Apr 22 19:54:29 138.126.78.80 <STONEGATE_LOG><TIMESTAMP>2019-04-22 15:54:28</TIMESTAMP><LOGID>9999999</LOGID><NODEID>1.2.3.4</NODEID><FACILITY>Packet Filtering</FACILITY><TYPE>Notification</TYPE><EVENT>New connection</EVENT><ACTION>Allow</ACTION><SRC>4.5.6.7</SRC><DST>X.X.X.X</DST><SERVICE>HTTP</SERVICE><PROTOCOL>2</PROTOCOL><SPORT>12345</SPORT><DPORT>99</DPORT><RULEID>60732.1</RULEID><SRCIF>5</SRCIF><COMPID>some text here</COMPID><RECEPTIONTIME>2019-04-22 15:54:29</RECEPTIONTIME><SENDERTYPE>Firewall</SENDERTYPE><SITUATION>Connection_Allowed</SITUATION><EVENTID>99999999999</EVENTID></STONEGATE_LOG>
Hi,
To extract XML data at search time, you can use below config on Search Head.
props.conf
[yourSourcetype]
REPORT-test = xmlkv_alt
transforms.conf
[xmlkv_alt]
FORMAT = $1::$2
REGEX = <([^>]*)>([^<]*)<\/\1>
EDIT: Please find regex extraction with sample data on https://regex101.com/r/tJVD20/1
All these answers are missing this setting in transforms.conf:
MV_ADD = true
So the full stanza is:
[YourNameHere]
REGEX = <([^\/][^>]+)>(.*?)<\/[^>]+>
FORMAT = $1::$2
MV_ADD = true
This will not work because REPEAT_MATCH
is only valid for Indexed-time field extraction and solution which I have provided is for search time extraction.
Quite correct; I always get MV_ADD
and REPEAT_MATCH
confused. I have corrected my answer.
Thanks. This works quite well. Is there anyway of forcing field names to be lowercase?

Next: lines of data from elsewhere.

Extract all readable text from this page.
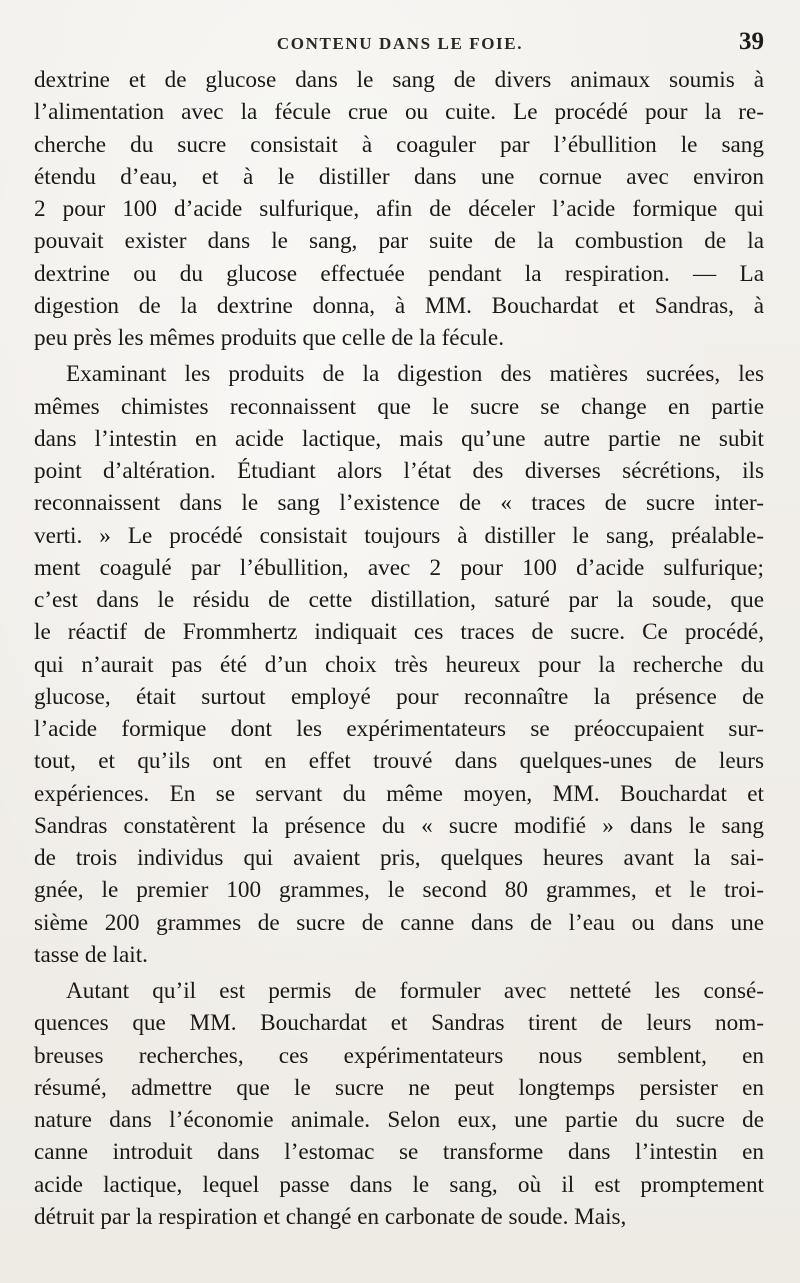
CONTENU DANS LE FOIE.	39
dextrine et de glucose dans le sang de divers animaux soumis à
l’alimentation avec la fécule crue ou cuite. Le procédé pour la re-
cherche du sucre consistait à coaguler par l’ébullition le sang
étendu d’eau, et à le distiller dans une cornue avec environ
2 pour 100 d’acide sulfurique, afin de déceler l’acide formique qui
pouvait exister dans le sang, par suite de la combustion de la
dextrine ou du glucose effectuée pendant la respiration. — La
digestion de la dextrine donna, à MM. Bouchardat et Sandras, à
peu près les mêmes produits que celle de la fécule.
Examinant les produits de la digestion des matières sucrées, les
mêmes chimistes reconnaissent que le sucre se change en partie
dans l’intestin en acide lactique, mais qu’une autre partie ne subit
point d’altération. Étudiant alors l’état des diverses sécrétions, ils
reconnaissent dans le sang l’existence de « traces de sucre inter-
verti. » Le procédé consistait toujours à distiller le sang, préalable-
ment coagulé par l’ébullition, avec 2 pour 100 d’acide sulfurique;
c’est dans le résidu de cette distillation, saturé par la soude, que
le réactif de Frommhertz indiquait ces traces de sucre. Ce procédé,
qui n’aurait pas été d’un choix très heureux pour la recherche du
glucose, était surtout employé pour reconnaître la présence de
l’acide formique dont les expérimentateurs se préoccupaient sur-
tout, et qu’ils ont en effet trouvé dans quelques-unes de leurs
expériences. En se servant du même moyen, MM. Bouchardat et
Sandras constatèrent la présence du « sucre modifié » dans le sang
de trois individus qui avaient pris, quelques heures avant la sai-
gnée, le premier 100 grammes, le second 80 grammes, et le troi-
sième 200 grammes de sucre de canne dans de l’eau ou dans une
tasse de lait.
Autant qu’il est permis de formuler avec netteté les consé-
quences que MM. Bouchardat et Sandras tirent de leurs nom-
breuses recherches, ces expérimentateurs nous semblent, en
résumé, admettre que le sucre ne peut longtemps persister en
nature dans l’économie animale. Selon eux, une partie du sucre de
canne introduit dans l’estomac se transforme dans l’intestin en
acide lactique, lequel passe dans le sang, où il est promptement
détruit par la respiration et changé en carbonate de soude. Mais,
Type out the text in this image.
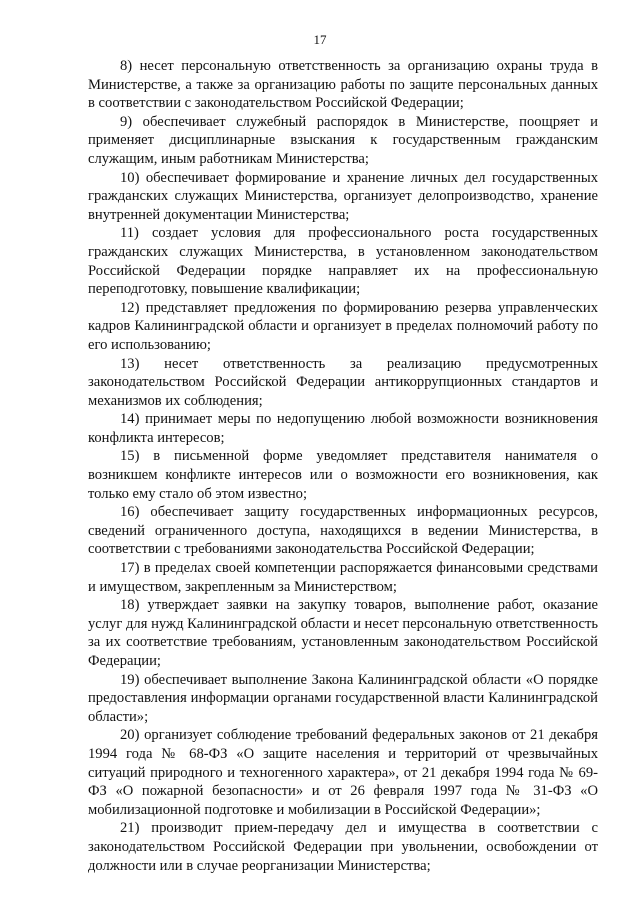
17

8) несет персональную ответственность за организацию охраны труда в Министерстве, а также за организацию работы по защите персональных данных в соответствии с законодательством Российской Федерации;

9) обеспечивает служебный распорядок в Министерстве, поощряет и применяет дисциплинарные взыскания к государственным гражданским служащим, иным работникам Министерства;

10) обеспечивает формирование и хранение личных дел государственных гражданских служащих Министерства, организует делопроизводство, хранение внутренней документации Министерства;

11) создает условия для профессионального роста государственных гражданских служащих Министерства, в установленном законодательством Российской Федерации порядке направляет их на профессиональную переподготовку, повышение квалификации;

12) представляет предложения по формированию резерва управленческих кадров Калининградской области и организует в пределах полномочий работу по его использованию;

13) несет ответственность за реализацию предусмотренных законодательством Российской Федерации антикоррупционных стандартов и механизмов их соблюдения;

14) принимает меры по недопущению любой возможности возникновения конфликта интересов;

15) в письменной форме уведомляет представителя нанимателя о возникшем конфликте интересов или о возможности его возникновения, как только ему стало об этом известно;

16) обеспечивает защиту государственных информационных ресурсов, сведений ограниченного доступа, находящихся в ведении Министерства, в соответствии с требованиями законодательства Российской Федерации;

17) в пределах своей компетенции распоряжается финансовыми средствами и имуществом, закрепленным за Министерством;

18) утверждает заявки на закупку товаров, выполнение работ, оказание услуг для нужд Калининградской области и несет персональную ответственность за их соответствие требованиям, установленным законодательством Российской Федерации;

19) обеспечивает выполнение Закона Калининградской области «О порядке предоставления информации органами государственной власти Калининградской области»;

20) организует соблюдение требований федеральных законов от 21 декабря 1994 года № 68-ФЗ «О защите населения и территорий от чрезвычайных ситуаций природного и техногенного характера», от 21 декабря 1994 года № 69-ФЗ «О пожарной безопасности» и от 26 февраля 1997 года № 31-ФЗ «О мобилизационной подготовке и мобилизации в Российской Федерации»;

21) производит прием-передачу дел и имущества в соответствии с законодательством Российской Федерации при увольнении, освобождении от должности или в случае реорганизации Министерства;
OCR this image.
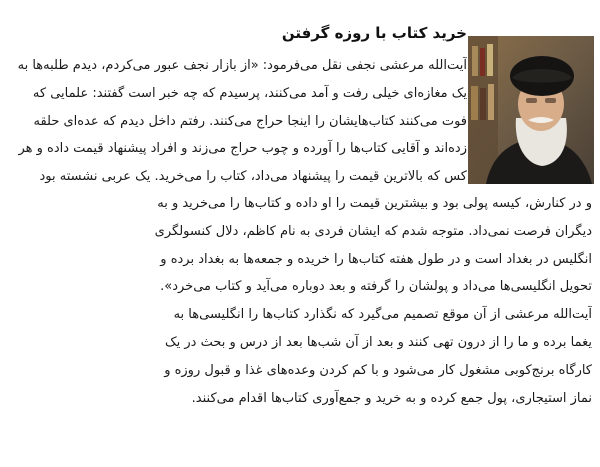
خرید کتاب با روزه گرفتن
آیت‌الله مرعشی نجفی نقل می‌فرمود: «از بازار نجف عبور می‌کردم، دیدم طلبه‌ها به
یک مغازه‌ای خیلی رفت و آمد می‌کنند، پرسیدم که چه خبر است گفتند: علمایی که
فوت می‌کنند کتاب‌هایشان را اینجا حراج می‌کنند. رفتم داخل دیدم که عده‌ای حلقه
زده‌اند و آقایی کتاب‌ها را آورده و چوب حراج می‌زند و افراد پیشنهاد قیمت داده و هر
کس که بالاترین قیمت را پیشنهاد می‌داد، کتاب را می‌خرید. یک عربی نشسته بود
و در کنارش، کیسه پولی بود و بیشترین قیمت را او داده و کتاب‌ها را می‌خرید و به
دیگران فرصت نمی‌داد. متوجه شدم که ایشان فردی به نام کاظم، دلال کنسولگری
انگلیس در بغداد است و در طول هفته کتاب‌ها را خریده و جمعه‌ها به بغداد برده و
تحویل انگلیسی‌ها می‌داد و پولشان را گرفته و بعد دوباره می‌آید و کتاب می‌خرد».
آیت‌الله مرعشی از آن موقع تصمیم می‌گیرد که نگذارد کتاب‌ها را انگلیسی‌ها به
یغما برده و ما را از درون تهی کنند و بعد از آن شب‌ها بعد از درس و بحث در یک
کارگاه برنج‌کوبی مشغول کار می‌شود و با کم کردن وعده‌های غذا و قبول روزه و
نماز استیجاری، پول جمع کرده و به خرید و جمع‌آوری کتاب‌ها اقدام می‌کنند.
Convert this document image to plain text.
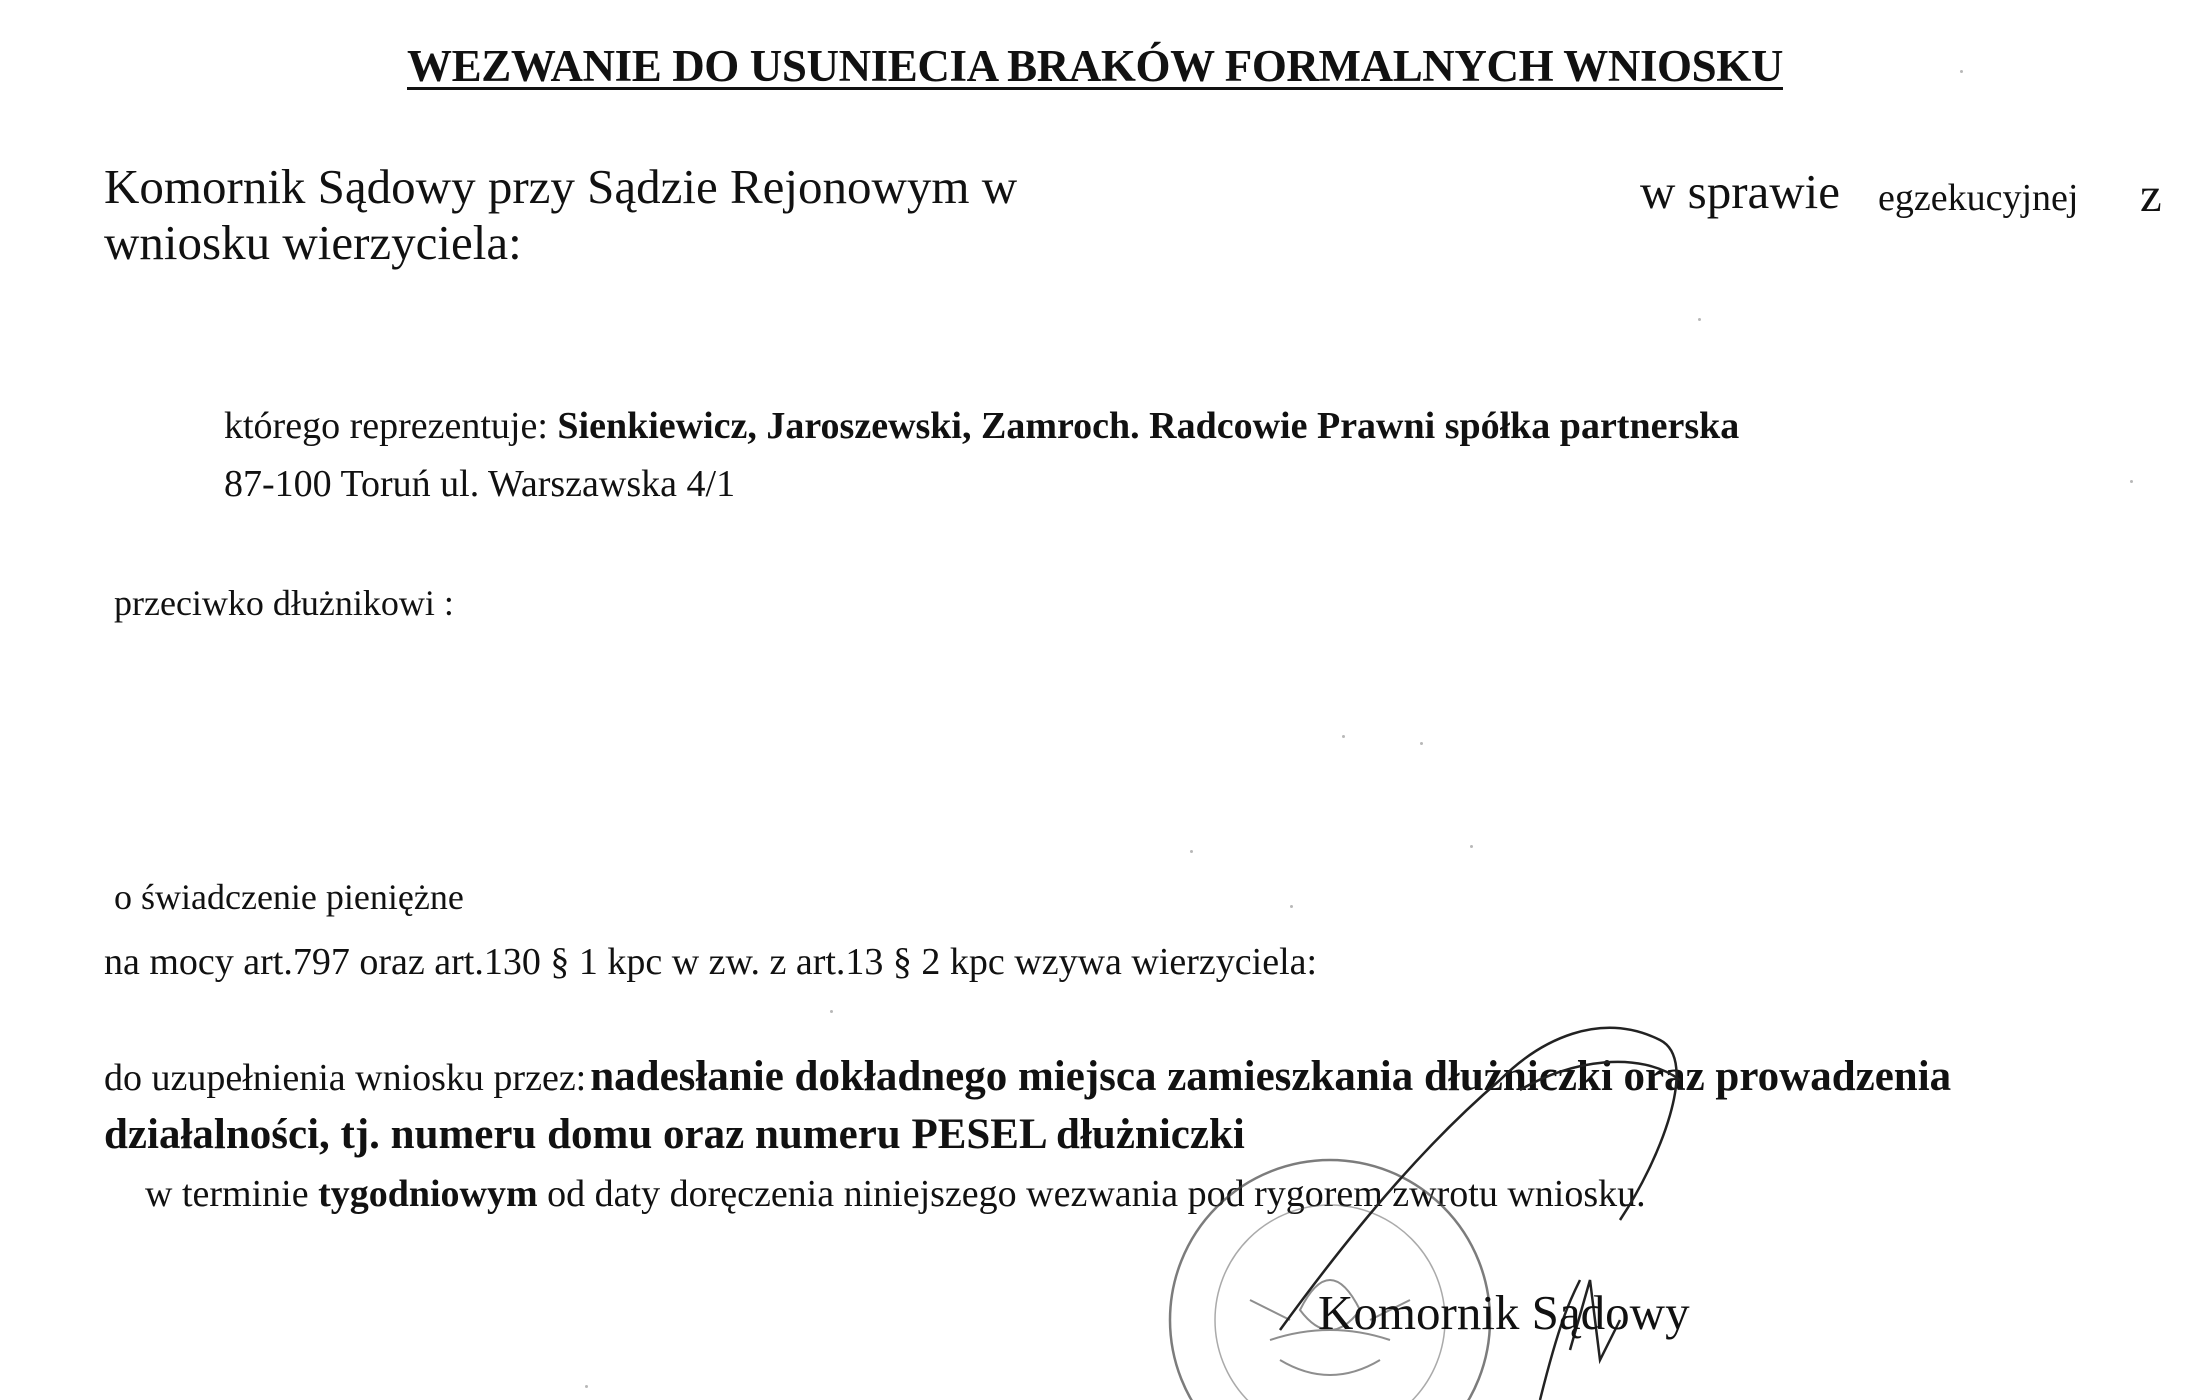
WEZWANIE DO USUNIECIA BRAKÓW FORMALNYCH WNIOSKU
Komornik Sądowy przy Sądzie Rejonowym w	w sprawie egzekucyjnej z
wniosku wierzyciela:
którego reprezentuje: Sienkiewicz, Jaroszewski, Zamroch. Radcowie Prawni spółka partnerska
87-100 Toruń ul. Warszawska 4/1
przeciwko dłużnikowi :
o świadczenie pieniężne
na mocy art.797 oraz art.130 § 1 kpc w zw. z art.13 § 2 kpc wzywa wierzyciela:
do uzupełnienia wniosku przez: nadesłanie dokładnego miejsca zamieszkania dłużniczki oraz prowadzenia
działalności, tj. numeru domu oraz numeru PESEL dłużniczki
w terminie tygodniowym od daty doręczenia niniejszego wezwania pod rygorem zwrotu wniosku.
Komornik Sądowy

You will have to stack a calculated field
on top of this using lower(fieldname)
.
I expect that a props.conf entry for calculated field would work with eval's lower()
Hi,
To extract XML data at search time, you can use below config on Search Head.
props.conf
[yourSourcetype]
REPORT-test = xmlkv_alt
transforms.conf
[xmlkv_alt]
FORMAT = $1::$2
REGEX = <([^>]*)>([^<]*)<\/\1>
EDIT: Please find regex extraction with sample data on https://regex101.com/r/tJVD20/1
Interesting, so the xml doesn't have to be well-formed, as the sample above isn't well-formed.
Amazing, because back-then, a similar solution for json was a big hit here - How can we extract a json document within an event?
We ended up with -
REPORT-extract = json_embedded
[json_embedded]
REGEX = "(\w+)"."(\S+?)"
FORMAT = $1::$2
Yes you can use regex for magic 😉
Thanks. I see them appearing on the regex site, but they don't appear as fields on the SH when I try that - are there additional steps requried?
If you modified config file directly then you need to restart splunk service or you can use /debug/refresh web endpoint
How will the fields appear? Will they automatically appear with the names?
Yes it will automatically appear, I have tested this config in my lab and it is working fine.